The story of Hotel Saxkjøbing
For more than 200 years, Hotel Saxkjøbing has been a gathering point for the inhabitants of the small market town of Sakskøbing. As far back as 1835, Hotel Saxkjøbing was awarded the title ‘Royal Privileged Inn’, which gave the inn keeper the right to distil schnapps, brew beer and bake bread. In 2010, the hotel celebrated its 175th anniversary as a Royal Privileged Inn.
The hotel’s large theatre hall was inaugurated in 1897 and has over the years housed everything from East Prussian refugees in the last days of the war to gymnastics shows, revues and concerts with Sir Henry and Eric Clapton among others – although long before he became famous. The Danish iconic band ‘Gasolin’ has also had dinner in the restaurant and spent a night at the town hotel.
The hotel’s side wing was originally a large horse stable for visitors who were going to visit Sakskøbing during the town’s market days. In the 1950s, the stable was converted into a pub, which was famous and notorious for both hash meat and fights.
Despite several thorough renovations, extensions and modernizations over the years, the building core is still intact, and today the building is listed.
In the early 1970s, when EC membership ensured better earnings for agriculture, Hotel Saxkjøbing experienced a new golden age. In the hotel’s backyard, they expanded (in fashionable 70s-style) with two large banquet rooms and an apartment for the host couple, who were now employers of 18 full-time employees and a large number of casual workers.

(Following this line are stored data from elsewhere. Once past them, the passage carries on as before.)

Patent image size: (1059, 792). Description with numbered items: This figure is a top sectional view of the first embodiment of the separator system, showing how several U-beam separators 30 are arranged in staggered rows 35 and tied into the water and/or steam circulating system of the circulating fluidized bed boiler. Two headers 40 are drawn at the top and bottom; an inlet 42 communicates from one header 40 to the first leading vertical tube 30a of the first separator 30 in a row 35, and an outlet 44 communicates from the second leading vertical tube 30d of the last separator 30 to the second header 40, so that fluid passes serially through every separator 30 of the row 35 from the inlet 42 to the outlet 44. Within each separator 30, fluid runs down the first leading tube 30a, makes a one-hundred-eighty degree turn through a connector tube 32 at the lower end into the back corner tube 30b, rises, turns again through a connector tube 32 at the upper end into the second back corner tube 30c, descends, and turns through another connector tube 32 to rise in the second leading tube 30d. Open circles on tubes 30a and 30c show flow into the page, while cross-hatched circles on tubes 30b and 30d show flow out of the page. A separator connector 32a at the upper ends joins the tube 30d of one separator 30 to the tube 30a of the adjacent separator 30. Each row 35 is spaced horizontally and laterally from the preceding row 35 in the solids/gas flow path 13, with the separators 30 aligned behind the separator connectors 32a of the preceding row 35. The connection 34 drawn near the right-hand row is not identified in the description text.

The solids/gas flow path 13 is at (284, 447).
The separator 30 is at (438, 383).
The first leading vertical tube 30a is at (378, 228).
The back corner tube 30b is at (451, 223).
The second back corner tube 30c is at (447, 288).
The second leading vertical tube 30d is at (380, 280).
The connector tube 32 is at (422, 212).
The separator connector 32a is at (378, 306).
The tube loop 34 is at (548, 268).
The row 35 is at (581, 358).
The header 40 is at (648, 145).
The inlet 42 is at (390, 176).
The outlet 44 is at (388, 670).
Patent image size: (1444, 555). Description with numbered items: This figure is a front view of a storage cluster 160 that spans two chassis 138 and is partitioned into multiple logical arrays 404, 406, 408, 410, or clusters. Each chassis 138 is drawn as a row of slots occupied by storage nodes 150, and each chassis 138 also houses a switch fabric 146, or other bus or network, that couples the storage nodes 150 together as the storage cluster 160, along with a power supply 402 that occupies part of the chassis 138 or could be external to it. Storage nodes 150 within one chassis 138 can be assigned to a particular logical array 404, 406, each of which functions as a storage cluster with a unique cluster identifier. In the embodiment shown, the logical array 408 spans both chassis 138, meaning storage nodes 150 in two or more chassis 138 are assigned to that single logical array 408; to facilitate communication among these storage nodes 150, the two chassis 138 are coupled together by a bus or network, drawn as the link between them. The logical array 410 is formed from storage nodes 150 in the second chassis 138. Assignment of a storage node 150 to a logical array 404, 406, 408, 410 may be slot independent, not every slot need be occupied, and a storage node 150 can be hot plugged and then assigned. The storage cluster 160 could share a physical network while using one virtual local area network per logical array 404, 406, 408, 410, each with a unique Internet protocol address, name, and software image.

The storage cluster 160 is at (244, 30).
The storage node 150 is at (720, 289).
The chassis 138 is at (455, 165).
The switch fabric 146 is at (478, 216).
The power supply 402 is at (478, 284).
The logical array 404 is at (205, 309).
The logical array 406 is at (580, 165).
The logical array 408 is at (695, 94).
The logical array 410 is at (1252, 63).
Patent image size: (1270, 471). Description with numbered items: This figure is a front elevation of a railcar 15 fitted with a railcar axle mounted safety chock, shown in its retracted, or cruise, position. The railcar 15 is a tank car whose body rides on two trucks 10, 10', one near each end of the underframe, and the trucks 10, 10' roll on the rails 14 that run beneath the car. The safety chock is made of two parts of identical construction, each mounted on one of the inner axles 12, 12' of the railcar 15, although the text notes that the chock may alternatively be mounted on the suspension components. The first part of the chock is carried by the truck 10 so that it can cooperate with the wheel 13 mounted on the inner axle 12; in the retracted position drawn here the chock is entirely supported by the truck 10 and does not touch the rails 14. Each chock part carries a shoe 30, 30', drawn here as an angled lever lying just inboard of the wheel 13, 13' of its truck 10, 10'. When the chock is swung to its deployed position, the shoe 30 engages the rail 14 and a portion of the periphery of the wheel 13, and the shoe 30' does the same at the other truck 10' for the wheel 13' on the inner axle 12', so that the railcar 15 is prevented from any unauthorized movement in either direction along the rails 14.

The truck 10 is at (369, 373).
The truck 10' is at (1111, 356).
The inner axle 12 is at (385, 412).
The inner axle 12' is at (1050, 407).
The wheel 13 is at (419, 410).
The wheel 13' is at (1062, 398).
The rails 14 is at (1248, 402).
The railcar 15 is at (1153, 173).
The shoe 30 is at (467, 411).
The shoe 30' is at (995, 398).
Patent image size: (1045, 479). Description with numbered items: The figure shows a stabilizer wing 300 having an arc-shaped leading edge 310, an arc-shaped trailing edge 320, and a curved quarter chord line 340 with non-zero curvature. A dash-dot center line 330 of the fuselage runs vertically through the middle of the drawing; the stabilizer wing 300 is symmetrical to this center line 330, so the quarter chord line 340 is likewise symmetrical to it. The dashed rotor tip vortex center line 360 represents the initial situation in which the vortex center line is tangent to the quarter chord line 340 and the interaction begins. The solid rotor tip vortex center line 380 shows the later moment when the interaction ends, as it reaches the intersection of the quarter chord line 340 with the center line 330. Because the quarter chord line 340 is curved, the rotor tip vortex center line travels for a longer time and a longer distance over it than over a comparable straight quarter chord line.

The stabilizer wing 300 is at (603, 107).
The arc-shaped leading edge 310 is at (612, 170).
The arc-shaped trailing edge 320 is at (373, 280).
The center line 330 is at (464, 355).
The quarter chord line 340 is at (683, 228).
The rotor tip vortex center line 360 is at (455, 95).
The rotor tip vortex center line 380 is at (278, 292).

However, the good times did not last. Throughout the 1980s, Sakskøbing was slowly depopulated as the town’s industrial port, sugar factory and shipyard were phased out. The hotel was converted into an asylum centre, and a large part of the original furniture of the rooms and restaurant was sold. When the asylum seekers became citizens in the early 1990s, they tried a restaurant and hotel again, but the audience failed despite period furniture and initiatives such as Pool Café and Steakhouse. Soon the restaurant closed, and only the hotel continued a little.
In recent years, the region’s negative trend has once again been reversed, and in the summer of 2006, the hotel’s current owners threw their love on the old hotel with the desire to create a lovely oasis away from the hustle and bustle of the city.
The history of Hotel Saxkjøbing is described and published as a book.